As far as distractions go, I had not seen better. With the room now raining strawberries, and the women beginning to scream as their ballgowns became increasingly spattered with red juice, as though a terrible bloodbath was occurring in their midst, we had enough cover to haul the Gentleman Monkey across the back of the crowd and through the door which Cabillaud held open for us, and to escape through the Palace kitchens.
‘Zis way!’ the chef yelled, indicating that we should follow him past the ranks of steaming pots and pans, and the flurries of chefs and the little clouds of icing sugar. Violet and I were both panting and dishevelled. I kept tripping on my over-long trousers, and Violet’s hair had become unpinned and had tumbled across her face. Her meringue dress was clearly not designed as a garment in which to race, but somehow we managed to stagger to
the back door of the kitchens, whence we escaped into the night.
‘I wish you all ze best!’ Cabillaud called after us, as we hailed a hansom cab and bundled the Gentleman Monkey inside with us. ‘Do not forget zat you av ze blessing of Jacques-Yves Cabillaud!’
As the cab jerked into motion, I took Violet’s hand in mine.
‘If I am Adam,’ I asked her, ‘will you be my Eve?’
‘Yes,’ she breathed. ‘Yes, my dearest Tobias! I will! I will! I will!’
Norman was still helping me blow my nose on the Mickey Mouse napkin when his mobile phone rang.
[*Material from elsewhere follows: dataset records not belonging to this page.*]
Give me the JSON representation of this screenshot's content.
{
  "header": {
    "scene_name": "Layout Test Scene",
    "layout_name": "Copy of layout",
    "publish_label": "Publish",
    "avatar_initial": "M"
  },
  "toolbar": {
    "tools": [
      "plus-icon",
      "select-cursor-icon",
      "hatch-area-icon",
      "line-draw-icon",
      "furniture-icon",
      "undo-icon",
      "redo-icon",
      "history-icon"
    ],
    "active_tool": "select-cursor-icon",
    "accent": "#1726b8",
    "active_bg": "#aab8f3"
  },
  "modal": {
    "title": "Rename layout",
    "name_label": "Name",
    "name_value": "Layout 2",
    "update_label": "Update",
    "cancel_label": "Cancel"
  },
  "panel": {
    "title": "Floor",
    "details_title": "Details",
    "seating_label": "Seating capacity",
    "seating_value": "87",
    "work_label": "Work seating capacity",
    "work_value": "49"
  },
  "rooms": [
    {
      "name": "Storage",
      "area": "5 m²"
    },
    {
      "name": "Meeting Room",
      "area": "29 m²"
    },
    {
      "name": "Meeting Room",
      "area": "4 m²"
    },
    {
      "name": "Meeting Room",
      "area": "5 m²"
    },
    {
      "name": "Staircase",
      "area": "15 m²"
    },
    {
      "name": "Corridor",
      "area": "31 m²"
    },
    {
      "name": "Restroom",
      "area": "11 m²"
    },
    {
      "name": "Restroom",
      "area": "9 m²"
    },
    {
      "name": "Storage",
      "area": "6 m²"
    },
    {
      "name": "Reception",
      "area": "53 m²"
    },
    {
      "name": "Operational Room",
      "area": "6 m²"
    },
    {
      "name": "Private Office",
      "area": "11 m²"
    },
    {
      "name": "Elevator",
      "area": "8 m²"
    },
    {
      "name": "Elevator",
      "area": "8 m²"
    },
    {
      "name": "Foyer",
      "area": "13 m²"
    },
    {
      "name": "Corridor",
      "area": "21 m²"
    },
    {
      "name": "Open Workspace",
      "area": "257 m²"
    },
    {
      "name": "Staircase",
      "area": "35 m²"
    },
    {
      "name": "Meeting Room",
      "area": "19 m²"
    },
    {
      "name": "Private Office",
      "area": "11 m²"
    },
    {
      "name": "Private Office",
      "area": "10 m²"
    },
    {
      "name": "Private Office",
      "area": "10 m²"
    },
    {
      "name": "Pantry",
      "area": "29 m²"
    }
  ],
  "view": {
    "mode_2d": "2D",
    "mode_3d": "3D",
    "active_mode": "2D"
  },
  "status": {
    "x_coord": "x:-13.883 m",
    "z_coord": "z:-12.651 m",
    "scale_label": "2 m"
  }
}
He stuffed a finger in one ear and retreated to a corner.
‘WHAT?’ he shouted after listening for a minute. ‘No! Say it again, clearly … No. Abbie! You’re kidding me! Abbie! Tell me you’re bloody kidding me!’ He began to jump about. Then he looked up in my direction, grinning his head off and signalling at the phone with his free hand. Finally he said, ‘Right, I’m telling him now. Be over in a tick,’ snapped the phone shut, and shoved it in his pocket.
‘You’d better sit down a minute, mate,’ he called across. His voice was breathless with emotional exertion. ‘Cos you’re about to receive the shock of your life.’
‘I thought I just had,’ I muttered. I didn’t like the look of this. My priceless Gentleman Monkey had just gone up in smoke. Wasn’t that enough for one evening? For a whole lifetime?
‘What is it?’ I asked, approaching him warily.
‘Congratulations and celebrations!’ yelled Norman. Then his face crumpled and he burst into tears. I handed him the Mickey Mouse napkin. Too much beer, I thought, as he grabbed me in a big bear-hug. That’s his problem. ‘I don’t bloody believe it!’ he whispered, and squeezed me tighter.
‘Come on, Norman!’ I muttered, trying to shake him off. But he was attached to me like a heavy rucksack. ‘Are you going to tell me or not?’
‘You’re a father of four, mate! And I’m a bloody grandad! I kid you not!’
And with that he fell away from me, reeling with it.
I don’t really know what I felt. Shock does the strangest things to a bloke. Look at me. I’m just standing there. Not moving. Covered in soot. My eyes are smarting. Must be from all the smoke. I’m rigid. Rooted to the spot, like I’ve been stuffed.